Cronenberg presented the novel as the writing of the novel, with the poker-faced Weller- then famous from Robocop- as Burroughs and Davis as his doomed common-law wife, with the book unfolding through Burroughs’ interactions with his insect-like, talking typewriter (with all the mucus-y sounds and physical transformations Cronenberg brings to bear in his movies). The typewriter was a nice touch: in 1954, while in London, Burroughs was so hard up for a hit, he sold his typewriter for some heroin and was reduced to writing in longhand for a good long while.
The old man’s influence has carried on after him. J. G. Ballard was a follower, as is William Gibson. Jean Genet and Ken Kesey claimed him. He was a cult figure who had made homosexuality cool and cutting-edge, and his candor about his drug habit won him points for honesty (he relapsed in 1979 and was on methadone until he died; his son was a drinker who survived a liver transplant only to take up drinking again, then stopped his anti-organ rejection drugs and died on a roadside in 1981, at 34).

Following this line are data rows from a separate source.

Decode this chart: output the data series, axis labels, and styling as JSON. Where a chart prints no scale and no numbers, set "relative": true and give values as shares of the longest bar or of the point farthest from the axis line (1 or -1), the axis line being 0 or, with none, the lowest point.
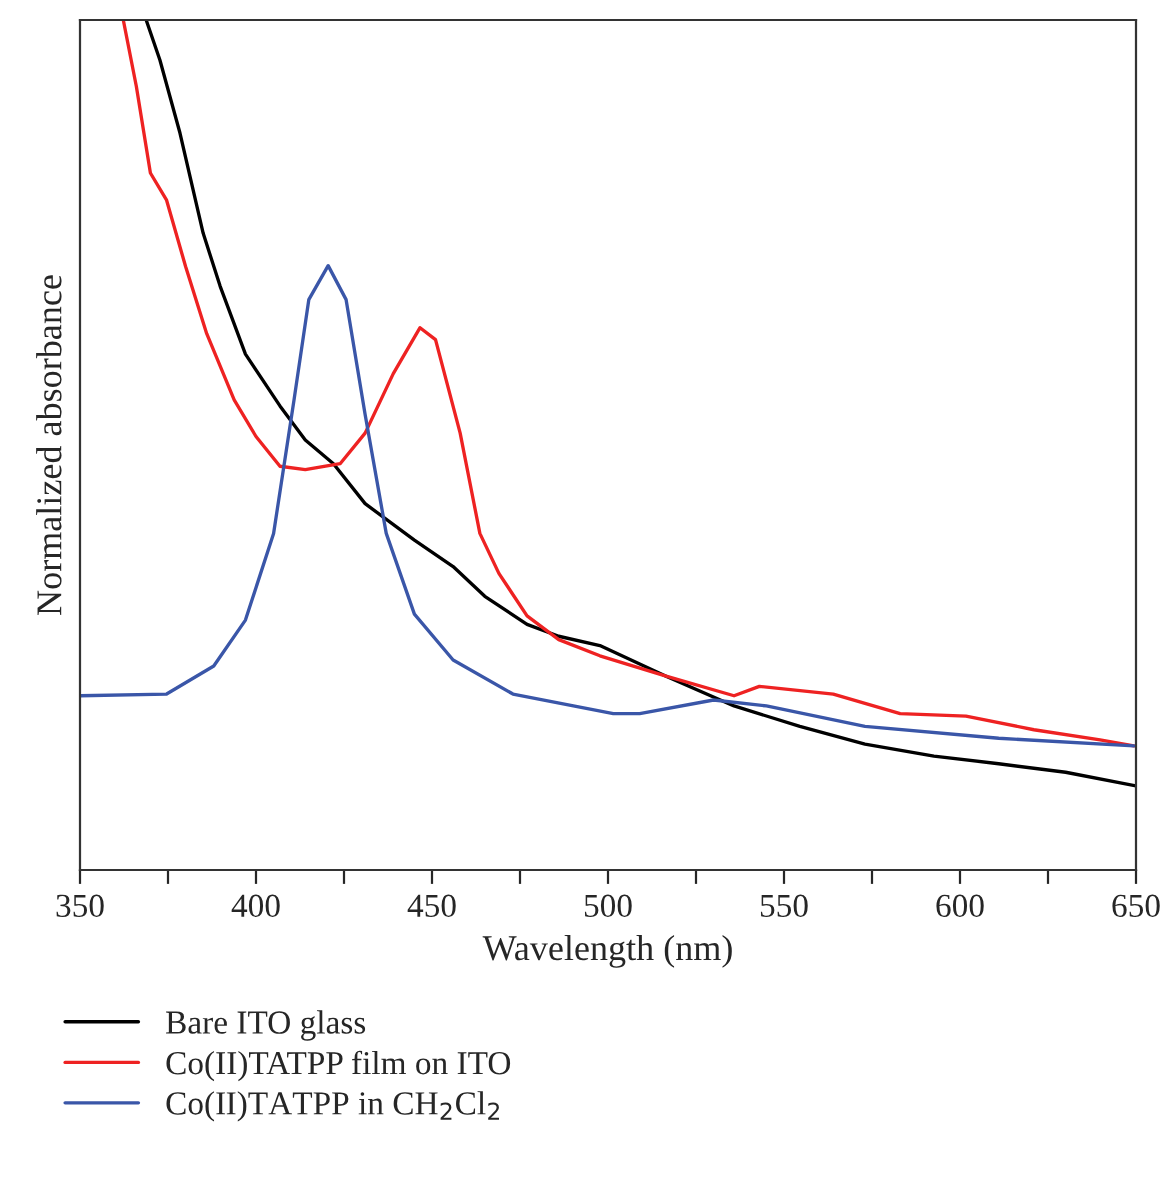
{
  "chart_data": {
    "type": "line",
    "relative": true,
    "xlabel": "Wavelength (nm)",
    "ylabel": "Normalized absorbance",
    "xlim": [
      350,
      650
    ],
    "xticks": [
      350,
      {
        "value": 375,
        "label": null
      },
      400,
      {
        "value": 425,
        "label": null
      },
      450,
      {
        "value": 475,
        "label": null
      },
      500,
      {
        "value": 525,
        "label": null
      },
      550,
      {
        "value": 575,
        "label": null
      },
      600,
      {
        "value": 625,
        "label": null
      },
      650
    ],
    "tick_labels": "x",
    "grid": false,
    "legend": "bottom",
    "marker": "none",
    "line_style": "solid",
    "series": [
      {
        "name": "Bare ITO glass",
        "color": "#000000",
        "x": [
          368.8,
          372.7,
          378.4,
          385,
          389.8,
          397,
          406.8,
          414,
          422,
          431,
          445,
          456,
          465,
          477,
          486,
          497.7,
          516.5,
          535.8,
          554.5,
          573,
          592.6,
          611,
          630,
          650
        ],
        "values": [
          1.0,
          0.953,
          0.867,
          0.749,
          0.687,
          0.607,
          0.546,
          0.506,
          0.478,
          0.431,
          0.388,
          0.357,
          0.322,
          0.289,
          0.275,
          0.264,
          0.228,
          0.193,
          0.169,
          0.148,
          0.134,
          0.125,
          0.115,
          0.099
        ]
      },
      {
        "name": "Co(II)TATPP film on ITO",
        "color": "#ee2222",
        "x": [
          362.3,
          366,
          370,
          374.6,
          380,
          386,
          393.8,
          400,
          406.8,
          414,
          423.9,
          431,
          439,
          446.6,
          451,
          458,
          463.6,
          469,
          477,
          486,
          497.7,
          516.5,
          535.8,
          543,
          564,
          583,
          601.7,
          621,
          639.8,
          649.4
        ],
        "values": [
          1.0,
          0.922,
          0.82,
          0.788,
          0.71,
          0.631,
          0.553,
          0.51,
          0.475,
          0.471,
          0.478,
          0.514,
          0.584,
          0.638,
          0.624,
          0.514,
          0.396,
          0.349,
          0.299,
          0.271,
          0.252,
          0.228,
          0.205,
          0.216,
          0.207,
          0.184,
          0.181,
          0.165,
          0.153,
          0.146
        ]
      },
      {
        "name": "Co(II)TATPP in CH$_{2}$Cl$_{2}$",
        "color": "#3a56a8",
        "x": [
          350,
          374.6,
          388,
          397,
          405,
          410.8,
          415,
          420.5,
          425.6,
          431,
          437,
          445,
          456,
          473,
          501.5,
          509,
          530,
          545,
          573,
          611,
          649.4
        ],
        "values": [
          0.205,
          0.207,
          0.24,
          0.294,
          0.396,
          0.553,
          0.671,
          0.711,
          0.671,
          0.536,
          0.396,
          0.301,
          0.247,
          0.207,
          0.184,
          0.184,
          0.2,
          0.193,
          0.169,
          0.155,
          0.146
        ]
      }
    ]
  }
}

He had songs and rock bands named for him. In 1989 he wrote an opera, The Black Rider, with music by Tom Waits.
In an episode of The Simpsons, Bart Milhouse and Nelson used Bart’s fake ID to get into what they thought was an adult movie; coming out of the screening of Naked Lunch, Nelson commented, “I can think of at least two things wrong with that title.”
Though he kept up his journals, Burroughs stopped writing for publication in his late seventies, feeling tapped out. For one who abused himself, and so long, the frail-looking author outlived all the Beat Poets, dying of a heart attack at 83. He was buried in the family plot in St Louis, identified on his headstone as “American Writer.”